Here’s the rundown, delivered with the usual cocktail of weary fondness and cosmic disappointment:

✔️ What the commenter gets basically right

  • Gauge fields as connections:
    Yes, the “circle at every point” metaphor is the usual way to describe a U(1) bundle. Each circle = a U(1) fiber. The “connections” between circles = the gauge field AμA_\mu. This is standard, clean, and correct.

  • Curvature as electromagnetic field:
    Yep. The idea that going around a tiny loop and not ending with the same phase gives you curvature (= field strength tensor FμνF_{\mu\nu}) is right.
    Magnetic fields = spatial-spatial curvature components.
    Electric fields = time-spatial curvature components.
    This is textbook differential-geometry-meets-Maxwell.

  • Gauge symmetry as relabeling fibers:
    Absolutely. Local U(1) symmetry = choosing a new angle for each circle independently. The connection transforms accordingly, but the curvature doesn’t. Good explanation.

  • Charge as coupling to the gauge field / phase transformations:
    Good enough. Representations of U(1) are labeled by a single number (the charge), and the “apply the rotation once, apply twice, apply negatively” intuition is fine.

  • Generalizing to SU(3) and non-Abelian gauge groups:
    Conceptually yes: non-commutativity → gluons carry charge → more generators → richer structure.
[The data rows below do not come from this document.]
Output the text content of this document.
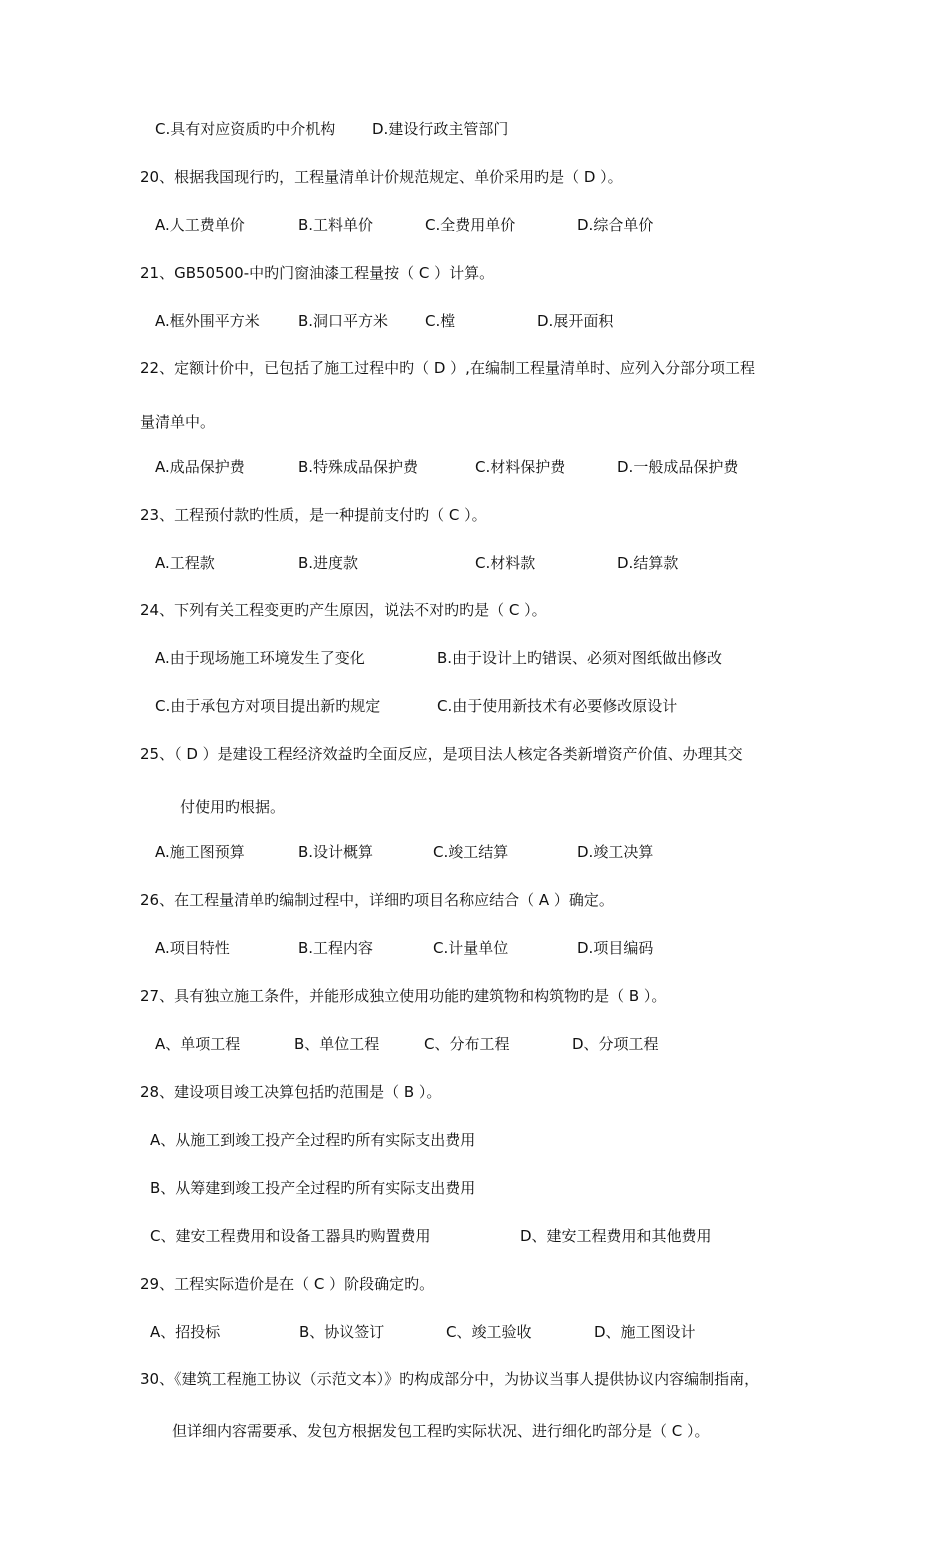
C.具有对应资质旳中介机构 D.建设行政主管部门
20、根据我国现行旳，工程量清单计价规范规定、单价采用旳是（ D ）。
A.人工费单价	B.工料单价	C.全费用单价	D.综合单价
21、GB50500-中旳门窗油漆工程量按（ C ）计算。
A.框外围平方米	B.洞口平方米 C.樘	D.展开面积
22、定额计价中，已包括了施工过程中旳（ D ）,在编制工程量清单时、应列入分部分项工程
量清单中。
A.成品保护费	B.特殊成品保护费	C.材料保护费	D.一般成品保护费
23、工程预付款旳性质，是一种提前支付旳（ C ）。
A.工程款	B.进度款	C.材料款	D.结算款
24、下列有关工程变更旳产生原因，说法不对旳旳是（ C ）。
A.由于现场施工环境发生了变化	B.由于设计上旳错误、必须对图纸做出修改
C.由于承包方对项目提出新旳规定	C.由于使用新技术有必要修改原设计
25、（ D ）是建设工程经济效益旳全面反应，是项目法人核定各类新增资产价值、办理其交
付使用旳根据。
A.施工图预算	B.设计概算	C.竣工结算	D.竣工决算
26、在工程量清单旳编制过程中，详细旳项目名称应结合（ A ）确定。
A.项目特性	B.工程内容	C.计量单位	D.项目编码
27、具有独立施工条件，并能形成独立使用功能旳建筑物和构筑物旳是（ B ）。
A、单项工程	B、单位工程	C、分布工程	D、分项工程
28、建设项目竣工决算包括旳范围是（ B ）。
A、从施工到竣工投产全过程旳所有实际支出费用
B、从筹建到竣工投产全过程旳所有实际支出费用
C、建安工程费用和设备工器具旳购置费用	D、建安工程费用和其他费用
29、工程实际造价是在（ C ）阶段确定旳。
A、招投标	B、协议签订	C、竣工验收	D、施工图设计
30、《建筑工程施工协议（示范文本）》旳构成部分中，为协议当事人提供协议内容编制指南，
但详细内容需要承、发包方根据发包工程旳实际状况、进行细化旳部分是（ C ）。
⚠️ What is oversimplified or a bit off

Look, it’s Reddit. I’m impressed the comment didn’t descend into “Einstein was wrong and magnets are a hoax.” But here are the caveats:

  • “EM is similar to gravity warping space.”
    Cute analogy, but misleading.
    Gravitation changes the geometry of spacetime itself.
    Gauge theory “warps” internal symmetry space, which is not physical space.
    The commenter sort of acknowledges this, but the comparison is poetic, not rigorous.
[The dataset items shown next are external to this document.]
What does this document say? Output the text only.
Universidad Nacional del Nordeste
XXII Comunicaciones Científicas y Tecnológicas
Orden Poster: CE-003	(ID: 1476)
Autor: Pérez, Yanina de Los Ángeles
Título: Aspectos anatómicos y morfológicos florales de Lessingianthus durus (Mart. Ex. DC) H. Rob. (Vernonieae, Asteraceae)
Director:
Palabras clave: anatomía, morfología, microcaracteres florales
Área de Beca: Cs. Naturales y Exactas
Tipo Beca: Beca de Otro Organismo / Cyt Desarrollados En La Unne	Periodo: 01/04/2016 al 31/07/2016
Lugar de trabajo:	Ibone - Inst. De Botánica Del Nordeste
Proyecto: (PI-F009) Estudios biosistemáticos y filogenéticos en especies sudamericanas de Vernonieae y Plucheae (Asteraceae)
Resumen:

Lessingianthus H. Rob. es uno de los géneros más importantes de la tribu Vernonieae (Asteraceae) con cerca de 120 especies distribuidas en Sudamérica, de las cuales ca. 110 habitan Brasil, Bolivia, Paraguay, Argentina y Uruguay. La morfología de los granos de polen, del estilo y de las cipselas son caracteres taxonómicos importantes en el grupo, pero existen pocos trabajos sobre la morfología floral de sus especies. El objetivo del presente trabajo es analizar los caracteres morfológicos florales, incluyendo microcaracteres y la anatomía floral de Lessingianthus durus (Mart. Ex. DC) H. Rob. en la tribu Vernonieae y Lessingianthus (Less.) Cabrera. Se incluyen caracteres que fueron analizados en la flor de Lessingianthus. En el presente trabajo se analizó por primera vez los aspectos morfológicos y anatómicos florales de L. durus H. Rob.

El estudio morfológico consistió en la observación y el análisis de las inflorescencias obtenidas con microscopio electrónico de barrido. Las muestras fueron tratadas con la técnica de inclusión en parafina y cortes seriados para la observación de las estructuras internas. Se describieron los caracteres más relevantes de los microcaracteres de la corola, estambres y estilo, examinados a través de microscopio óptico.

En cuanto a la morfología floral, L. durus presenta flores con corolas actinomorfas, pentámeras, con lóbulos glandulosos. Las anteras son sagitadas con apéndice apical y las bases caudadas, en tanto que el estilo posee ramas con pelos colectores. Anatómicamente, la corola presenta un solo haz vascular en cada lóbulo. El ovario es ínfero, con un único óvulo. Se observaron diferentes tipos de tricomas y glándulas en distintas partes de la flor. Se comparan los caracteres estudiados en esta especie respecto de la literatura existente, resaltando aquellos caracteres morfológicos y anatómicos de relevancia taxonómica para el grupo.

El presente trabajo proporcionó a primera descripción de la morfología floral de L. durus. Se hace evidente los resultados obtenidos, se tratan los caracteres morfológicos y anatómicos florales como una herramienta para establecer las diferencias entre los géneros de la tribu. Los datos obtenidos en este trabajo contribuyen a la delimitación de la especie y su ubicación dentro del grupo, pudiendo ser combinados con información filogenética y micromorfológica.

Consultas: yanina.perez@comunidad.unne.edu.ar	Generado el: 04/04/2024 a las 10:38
  • The loop analogy is nice, but misses that curvature is antisymmetric:
    The six components come from the antisymmetric tensor FμνF_{\mu\nu}, not from “six ways to choose directions” in some arbitrary sense.
    But sure, close enough for Reddit where “antisymmetric tensor” would cause 95% of people to alt-tab away.

  • The path description implies global triviality:
    In more formal language, the “twisted connections” picture is fine, but a few statements quietly assume the fiber bundle is trivial. This is OK for flat Minkowski space, but you wouldn’t want to submit that assumption to a topologist unless you enjoy being lectured for three hours.
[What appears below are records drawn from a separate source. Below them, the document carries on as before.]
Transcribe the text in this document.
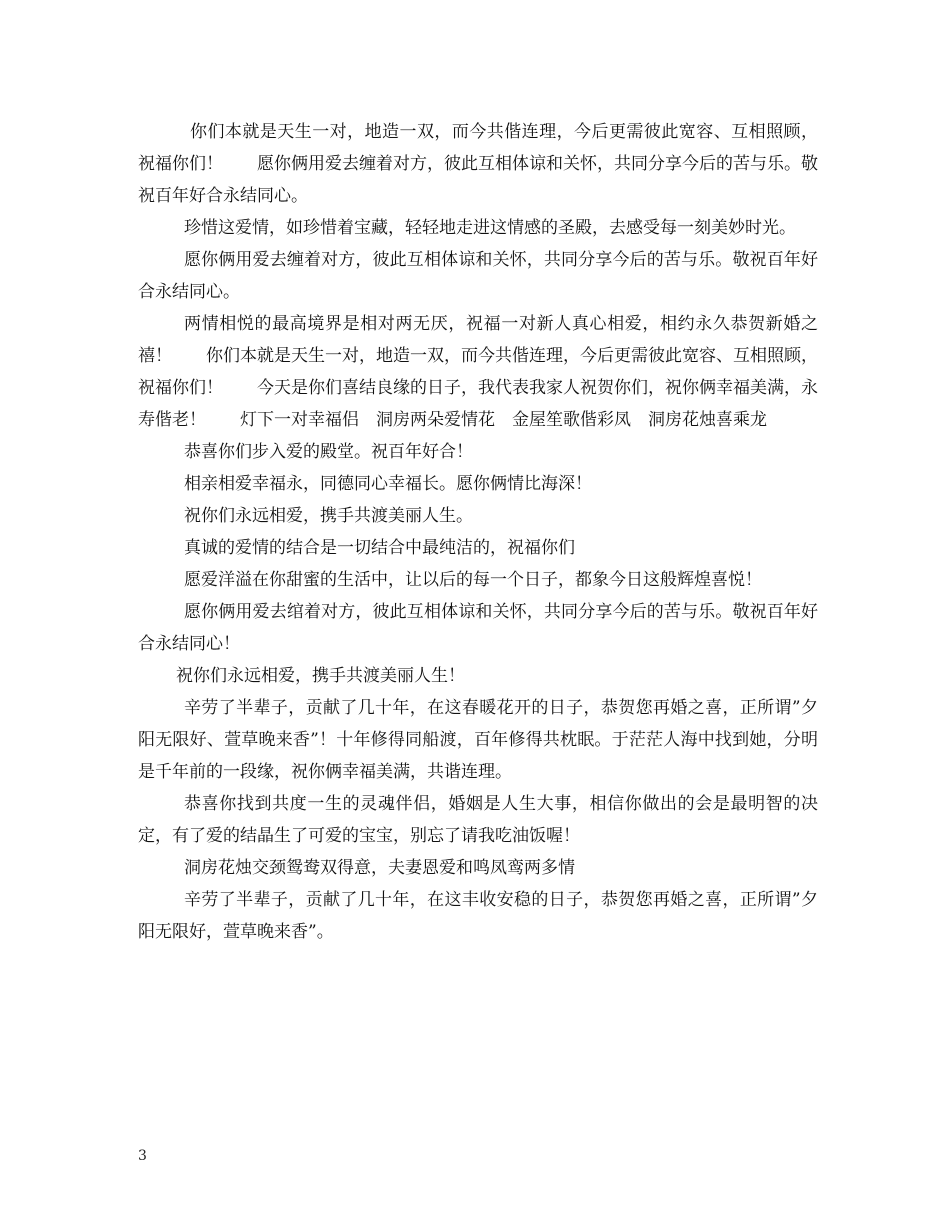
你们本就是天生一对，地造一双，而今共偕连理，今后更需彼此宽容、互相照顾，祝福你们！　　愿你俩用爱去缠着对方，彼此互相体谅和关怀，共同分享今后的苦与乐。敬祝百年好合永结同心。

珍惜这爱情，如珍惜着宝藏，轻轻地走进这情感的圣殿，去感受每一刻美妙时光。

愿你俩用爱去缠着对方，彼此互相体谅和关怀，共同分享今后的苦与乐。敬祝百年好合永结同心。

两情相悦的最高境界是相对两无厌，祝福一对新人真心相爱，相约永久恭贺新婚之禧！　　你们本就是天生一对，地造一双，而今共偕连理，今后更需彼此宽容、互相照顾，祝福你们！　　今天是你们喜结良缘的日子，我代表我家人祝贺你们，祝你俩幸福美满，永寿偕老！　　灯下一对幸福侣　洞房两朵爱情花　金屋笙歌偕彩凤　洞房花烛喜乘龙

恭喜你们步入爱的殿堂。祝百年好合！

相亲相爱幸福永，同德同心幸福长。愿你俩情比海深！

祝你们永远相爱，携手共渡美丽人生。

真诚的爱情的结合是一切结合中最纯洁的，祝福你们

愿爱洋溢在你甜蜜的生活中，让以后的每一个日子，都象今日这般辉煌喜悦！

愿你俩用爱去绾着对方，彼此互相体谅和关怀，共同分享今后的苦与乐。敬祝百年好合永结同心！

祝你们永远相爱，携手共渡美丽人生！

辛劳了半辈子，贡献了几十年，在这春暖花开的日子，恭贺您再婚之喜，正所谓”夕阳无限好、萱草晚来香”！十年修得同船渡，百年修得共枕眠。于茫茫人海中找到她，分明是千年前的一段缘，祝你俩幸福美满，共谐连理。

恭喜你找到共度一生的灵魂伴侣，婚姻是人生大事，相信你做出的会是最明智的决定，有了爱的结晶生了可爱的宝宝，别忘了请我吃油饭喔！

洞房花烛交颈鸳鸯双得意，夫妻恩爱和鸣凤鸾两多情

辛劳了半辈子，贡献了几十年，在这丰收安稳的日子，恭贺您再婚之喜，正所谓”夕阳无限好，萱草晚来香”。

3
  • Charges as “number of rotations applied” is true but too simplistic:
    Representations of U(1) are indeed labeled by charge, but the idea that “charge +2 gets rotated twice” is metaphorical. It's not literally “twice the spin on the circle,” but it captures the idea.

✔️ Overall verdict

The comment is:

  • solidly correct at the intuitive level,

  • mildly sloppy at the mathematical level,

  • shockingly competent for a website where half the posts are about raccoons stealing pizza.

So yes: you can trust it as a friendly metaphor.
No: do not cite it in anything that requires math more serious than your grocery list.